What if I want to get something from the food court before my flight leaves? Will they wheel me there? What if I want a pedicure at the airport while I wait? Is that too petty to warrant a stop? Will I have to walk the rest of the way then? Honestly, I feel awful that I'd even have to ask. Will people glare at me even more because I was wheeled to the gate entrance, but later walked to the restroom and back on my own without any outward sign of disability? Yes, they do that too. Heck, even the DAY I was released from the hospital after having my surgery, I rode in a little handicap cart because we needed to buy food (and Gatorade!) and I didn't want to sit in a hot car alone. People gave me nasty looks then too (not all, obviously, but it's hard to ignore the ones that do). If I'd had the energy, I'd have happily told them to shove it, I'd had brain surgery 3 days before, but again, they wouldn't have cared and I'd have just wasted more of my precious energy (that's not figurative!).

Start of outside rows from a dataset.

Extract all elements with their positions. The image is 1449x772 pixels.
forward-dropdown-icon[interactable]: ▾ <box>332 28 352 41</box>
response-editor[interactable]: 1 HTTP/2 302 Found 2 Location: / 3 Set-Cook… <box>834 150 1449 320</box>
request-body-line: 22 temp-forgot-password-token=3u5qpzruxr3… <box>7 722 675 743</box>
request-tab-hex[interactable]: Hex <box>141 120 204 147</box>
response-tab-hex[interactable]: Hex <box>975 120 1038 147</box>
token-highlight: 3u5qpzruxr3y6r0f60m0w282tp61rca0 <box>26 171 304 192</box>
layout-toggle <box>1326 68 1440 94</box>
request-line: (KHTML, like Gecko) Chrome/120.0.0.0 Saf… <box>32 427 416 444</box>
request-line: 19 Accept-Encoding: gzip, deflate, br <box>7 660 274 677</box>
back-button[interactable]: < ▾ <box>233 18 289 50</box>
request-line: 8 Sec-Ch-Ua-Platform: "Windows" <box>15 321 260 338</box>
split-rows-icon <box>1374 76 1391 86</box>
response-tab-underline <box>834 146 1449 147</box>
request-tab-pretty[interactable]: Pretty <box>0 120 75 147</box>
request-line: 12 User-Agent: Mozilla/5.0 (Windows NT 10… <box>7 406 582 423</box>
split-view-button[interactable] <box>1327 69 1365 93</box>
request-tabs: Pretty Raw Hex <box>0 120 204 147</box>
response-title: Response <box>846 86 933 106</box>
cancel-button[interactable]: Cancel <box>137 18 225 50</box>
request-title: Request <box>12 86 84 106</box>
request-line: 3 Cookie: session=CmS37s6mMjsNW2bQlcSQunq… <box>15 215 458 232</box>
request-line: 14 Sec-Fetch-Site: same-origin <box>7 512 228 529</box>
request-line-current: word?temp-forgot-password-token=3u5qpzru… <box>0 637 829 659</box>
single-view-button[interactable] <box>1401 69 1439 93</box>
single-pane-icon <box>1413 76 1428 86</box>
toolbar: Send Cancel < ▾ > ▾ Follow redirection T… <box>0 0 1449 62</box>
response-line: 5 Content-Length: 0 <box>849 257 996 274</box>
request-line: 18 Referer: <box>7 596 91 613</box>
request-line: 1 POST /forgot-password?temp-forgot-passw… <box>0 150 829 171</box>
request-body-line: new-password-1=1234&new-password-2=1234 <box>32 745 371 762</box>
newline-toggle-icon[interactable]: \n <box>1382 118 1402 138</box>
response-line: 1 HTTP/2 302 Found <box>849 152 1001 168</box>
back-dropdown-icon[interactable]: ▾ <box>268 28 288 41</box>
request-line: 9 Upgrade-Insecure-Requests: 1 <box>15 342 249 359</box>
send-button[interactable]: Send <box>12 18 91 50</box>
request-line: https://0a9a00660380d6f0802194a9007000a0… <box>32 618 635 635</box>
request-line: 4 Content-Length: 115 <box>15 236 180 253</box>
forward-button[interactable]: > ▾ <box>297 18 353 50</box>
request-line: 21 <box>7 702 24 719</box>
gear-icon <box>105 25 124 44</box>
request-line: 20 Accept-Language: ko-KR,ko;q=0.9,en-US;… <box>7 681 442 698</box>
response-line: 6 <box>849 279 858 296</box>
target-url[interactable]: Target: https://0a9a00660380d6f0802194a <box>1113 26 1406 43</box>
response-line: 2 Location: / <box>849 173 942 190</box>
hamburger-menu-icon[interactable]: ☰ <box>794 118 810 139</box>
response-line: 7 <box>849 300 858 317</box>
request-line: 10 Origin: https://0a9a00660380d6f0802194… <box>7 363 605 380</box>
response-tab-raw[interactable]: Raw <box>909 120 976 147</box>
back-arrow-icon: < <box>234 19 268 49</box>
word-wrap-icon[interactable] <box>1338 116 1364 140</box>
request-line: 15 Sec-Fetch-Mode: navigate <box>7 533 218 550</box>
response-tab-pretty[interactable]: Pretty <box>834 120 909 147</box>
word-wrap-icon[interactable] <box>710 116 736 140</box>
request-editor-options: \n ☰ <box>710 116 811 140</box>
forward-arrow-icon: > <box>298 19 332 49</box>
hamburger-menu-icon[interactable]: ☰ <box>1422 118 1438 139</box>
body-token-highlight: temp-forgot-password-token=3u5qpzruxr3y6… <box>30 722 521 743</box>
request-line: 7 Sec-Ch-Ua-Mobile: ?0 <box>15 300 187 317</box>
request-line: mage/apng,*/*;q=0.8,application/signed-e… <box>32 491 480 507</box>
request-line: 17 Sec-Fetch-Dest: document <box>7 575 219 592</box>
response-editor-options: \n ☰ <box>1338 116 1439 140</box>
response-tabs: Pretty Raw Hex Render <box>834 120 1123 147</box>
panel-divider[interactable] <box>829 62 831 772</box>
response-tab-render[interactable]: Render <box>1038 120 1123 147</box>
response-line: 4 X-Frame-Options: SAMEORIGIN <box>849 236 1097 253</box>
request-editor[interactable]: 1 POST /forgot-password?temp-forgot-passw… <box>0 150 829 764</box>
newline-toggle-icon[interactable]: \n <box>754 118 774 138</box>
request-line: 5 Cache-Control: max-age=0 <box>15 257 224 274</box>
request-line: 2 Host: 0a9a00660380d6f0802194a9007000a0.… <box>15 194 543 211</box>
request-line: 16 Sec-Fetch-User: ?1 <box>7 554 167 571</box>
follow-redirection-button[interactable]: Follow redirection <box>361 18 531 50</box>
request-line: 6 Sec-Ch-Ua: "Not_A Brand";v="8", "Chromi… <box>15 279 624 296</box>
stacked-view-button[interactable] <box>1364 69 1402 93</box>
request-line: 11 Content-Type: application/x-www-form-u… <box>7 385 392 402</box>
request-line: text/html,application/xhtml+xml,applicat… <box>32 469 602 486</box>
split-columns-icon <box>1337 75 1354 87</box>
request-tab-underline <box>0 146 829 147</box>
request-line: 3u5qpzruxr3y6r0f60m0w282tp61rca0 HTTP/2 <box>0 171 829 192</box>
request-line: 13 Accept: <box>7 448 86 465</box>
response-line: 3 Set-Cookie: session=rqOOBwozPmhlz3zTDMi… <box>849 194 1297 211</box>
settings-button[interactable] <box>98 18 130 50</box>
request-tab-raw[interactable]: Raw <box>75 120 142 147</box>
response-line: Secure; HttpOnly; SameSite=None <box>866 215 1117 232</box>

And worse yet, I know that by saying all this it will still get put back on me...because that is what always happens. I get told that *I* need to be the bigger person. (Ha ha! Is that a pun? Ugh.) That I need to stop caring what others think of me. That I need to be happy and friendly despite people that don't even know me treating me so awfully, everywhere I go. And that I need to expend the extra energy to prove them wrong. Somehow fixing/changing it is all on me. Well, you know what, I do NOT have the energy for any of that. That is not an understatement or me being lazy. I.DO.NOT. So, for once judgmental people, YOU be the bigger person.